General characteristics
- Type: Anti-air Ship
- Displacement: 1,805 t (1,776 long tons) standard
- Length: 82.37 m (270 ft 3 in)
- Beam: 12.24 m (40 ft 2 in)
- Draught: 5.15 m (16 ft 11 in)
- Installed power: 1,100 hp (820 kW)
- Propulsion: 1 × Triple expansion
- Speed: 10.5 knots (19.4 km/h; 12.1 mph)
- Complement: 26
- Armament: Many anti-air machineguns of different calibers

= HNLMS Schouten =

HNLMS Schouten served as an air-defense ship for the Royal Netherlands Navy during World War II. SS Schouten was originally a passenger ship for the KPM. She was stationed in Surabaya harbor as a training ship in 1941. On 7 December 1941 Schouten was commandeered and militarized by the Royal Netherlands Navy due to the outbreak of war in the Pacific.

==Service history==
HNLMS Schouten was converted to air defense ship at Surabaya harbor.
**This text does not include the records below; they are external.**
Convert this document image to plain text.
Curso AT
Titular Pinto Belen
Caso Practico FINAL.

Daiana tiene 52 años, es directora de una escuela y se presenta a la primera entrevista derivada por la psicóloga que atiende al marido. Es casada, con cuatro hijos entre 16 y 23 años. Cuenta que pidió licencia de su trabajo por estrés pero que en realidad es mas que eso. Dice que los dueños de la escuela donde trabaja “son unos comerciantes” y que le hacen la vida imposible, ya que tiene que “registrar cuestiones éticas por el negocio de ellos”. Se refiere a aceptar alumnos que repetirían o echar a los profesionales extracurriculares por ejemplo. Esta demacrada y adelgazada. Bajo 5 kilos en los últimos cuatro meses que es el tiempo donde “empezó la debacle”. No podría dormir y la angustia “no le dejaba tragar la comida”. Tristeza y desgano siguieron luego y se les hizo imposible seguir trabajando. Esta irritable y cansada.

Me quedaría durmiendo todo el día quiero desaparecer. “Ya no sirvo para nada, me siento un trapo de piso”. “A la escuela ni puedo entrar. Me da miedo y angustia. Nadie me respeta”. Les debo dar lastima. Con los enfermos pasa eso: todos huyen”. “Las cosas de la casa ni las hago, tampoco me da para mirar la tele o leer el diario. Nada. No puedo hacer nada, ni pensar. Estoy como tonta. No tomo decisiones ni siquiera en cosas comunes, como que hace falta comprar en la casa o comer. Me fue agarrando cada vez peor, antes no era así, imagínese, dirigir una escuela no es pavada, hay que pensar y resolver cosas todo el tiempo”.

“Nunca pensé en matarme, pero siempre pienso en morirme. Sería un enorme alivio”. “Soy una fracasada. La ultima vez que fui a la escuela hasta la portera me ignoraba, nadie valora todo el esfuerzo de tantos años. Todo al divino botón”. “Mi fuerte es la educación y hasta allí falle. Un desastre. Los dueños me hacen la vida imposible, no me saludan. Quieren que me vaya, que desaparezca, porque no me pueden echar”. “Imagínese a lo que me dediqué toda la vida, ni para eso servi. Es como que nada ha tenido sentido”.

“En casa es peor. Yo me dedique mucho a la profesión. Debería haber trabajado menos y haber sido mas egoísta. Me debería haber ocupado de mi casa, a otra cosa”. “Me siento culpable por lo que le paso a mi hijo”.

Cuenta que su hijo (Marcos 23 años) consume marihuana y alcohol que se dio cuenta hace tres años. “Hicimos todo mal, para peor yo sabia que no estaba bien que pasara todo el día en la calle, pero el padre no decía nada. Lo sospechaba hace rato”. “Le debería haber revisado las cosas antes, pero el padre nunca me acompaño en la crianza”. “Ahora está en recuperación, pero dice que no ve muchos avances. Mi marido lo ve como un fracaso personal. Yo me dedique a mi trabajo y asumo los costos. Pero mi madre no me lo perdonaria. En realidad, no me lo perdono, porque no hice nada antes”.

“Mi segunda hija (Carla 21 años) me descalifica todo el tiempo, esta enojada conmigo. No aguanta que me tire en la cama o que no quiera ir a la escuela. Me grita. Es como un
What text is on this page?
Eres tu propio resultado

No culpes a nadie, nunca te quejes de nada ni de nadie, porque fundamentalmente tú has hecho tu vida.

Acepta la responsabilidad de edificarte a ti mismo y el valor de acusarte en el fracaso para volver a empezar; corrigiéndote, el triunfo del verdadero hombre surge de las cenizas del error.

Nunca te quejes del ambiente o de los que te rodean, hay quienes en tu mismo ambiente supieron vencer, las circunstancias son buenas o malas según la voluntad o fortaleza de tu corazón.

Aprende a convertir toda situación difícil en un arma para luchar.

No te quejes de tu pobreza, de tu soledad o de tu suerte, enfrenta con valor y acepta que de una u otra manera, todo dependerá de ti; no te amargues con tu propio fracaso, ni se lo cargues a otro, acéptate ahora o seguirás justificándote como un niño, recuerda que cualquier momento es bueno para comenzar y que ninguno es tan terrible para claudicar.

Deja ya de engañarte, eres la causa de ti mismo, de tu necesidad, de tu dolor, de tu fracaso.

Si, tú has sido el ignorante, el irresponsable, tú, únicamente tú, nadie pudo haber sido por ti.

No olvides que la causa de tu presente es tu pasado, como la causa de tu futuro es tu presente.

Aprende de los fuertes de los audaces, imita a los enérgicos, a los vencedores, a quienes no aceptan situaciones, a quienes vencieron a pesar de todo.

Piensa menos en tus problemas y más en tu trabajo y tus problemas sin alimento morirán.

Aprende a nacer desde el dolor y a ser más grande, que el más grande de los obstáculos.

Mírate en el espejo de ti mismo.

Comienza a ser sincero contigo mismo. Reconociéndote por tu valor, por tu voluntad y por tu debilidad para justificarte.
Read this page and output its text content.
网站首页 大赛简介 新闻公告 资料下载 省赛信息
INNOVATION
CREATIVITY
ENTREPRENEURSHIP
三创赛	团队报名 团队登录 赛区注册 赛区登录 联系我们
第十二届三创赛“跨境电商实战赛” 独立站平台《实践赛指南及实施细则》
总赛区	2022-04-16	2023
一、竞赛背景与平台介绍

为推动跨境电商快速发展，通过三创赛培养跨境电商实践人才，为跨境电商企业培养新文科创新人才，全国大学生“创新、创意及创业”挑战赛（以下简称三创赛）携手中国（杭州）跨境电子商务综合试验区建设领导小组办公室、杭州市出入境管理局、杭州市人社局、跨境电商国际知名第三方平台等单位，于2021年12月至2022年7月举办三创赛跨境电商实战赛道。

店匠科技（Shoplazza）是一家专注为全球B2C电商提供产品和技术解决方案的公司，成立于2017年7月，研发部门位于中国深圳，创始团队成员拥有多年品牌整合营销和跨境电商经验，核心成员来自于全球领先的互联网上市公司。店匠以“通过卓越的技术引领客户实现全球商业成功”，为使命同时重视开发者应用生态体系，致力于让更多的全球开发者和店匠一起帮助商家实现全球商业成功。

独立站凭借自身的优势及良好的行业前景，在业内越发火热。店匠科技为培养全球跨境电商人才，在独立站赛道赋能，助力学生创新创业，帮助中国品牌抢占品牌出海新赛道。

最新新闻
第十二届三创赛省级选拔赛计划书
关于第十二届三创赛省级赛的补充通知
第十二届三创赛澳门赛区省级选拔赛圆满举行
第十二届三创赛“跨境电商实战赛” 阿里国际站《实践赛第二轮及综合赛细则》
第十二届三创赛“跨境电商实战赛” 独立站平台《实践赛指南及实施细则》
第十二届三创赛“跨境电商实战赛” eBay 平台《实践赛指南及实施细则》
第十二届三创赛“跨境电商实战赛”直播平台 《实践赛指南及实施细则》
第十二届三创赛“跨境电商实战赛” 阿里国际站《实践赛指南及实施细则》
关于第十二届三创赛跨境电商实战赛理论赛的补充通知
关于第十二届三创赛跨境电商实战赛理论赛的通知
She was armed with many anti-air machine guns of different calibers. After conversion, she set out for the island of Gili Genteng in the Madura Strait where she was stationed to provide air defense. After the disastrous outcome of the Battle of the Java Sea, she was scuttled by her own crew as she would not be able to safely escape to Australia.

The wreckage was refloated by the Japanese in 1943, repaired and renamed to Suiten Maru. She was sunk by an American bomber attack in 1944, raised and repaired again, and sunk one last time by a torpedo from on 3 March 1945.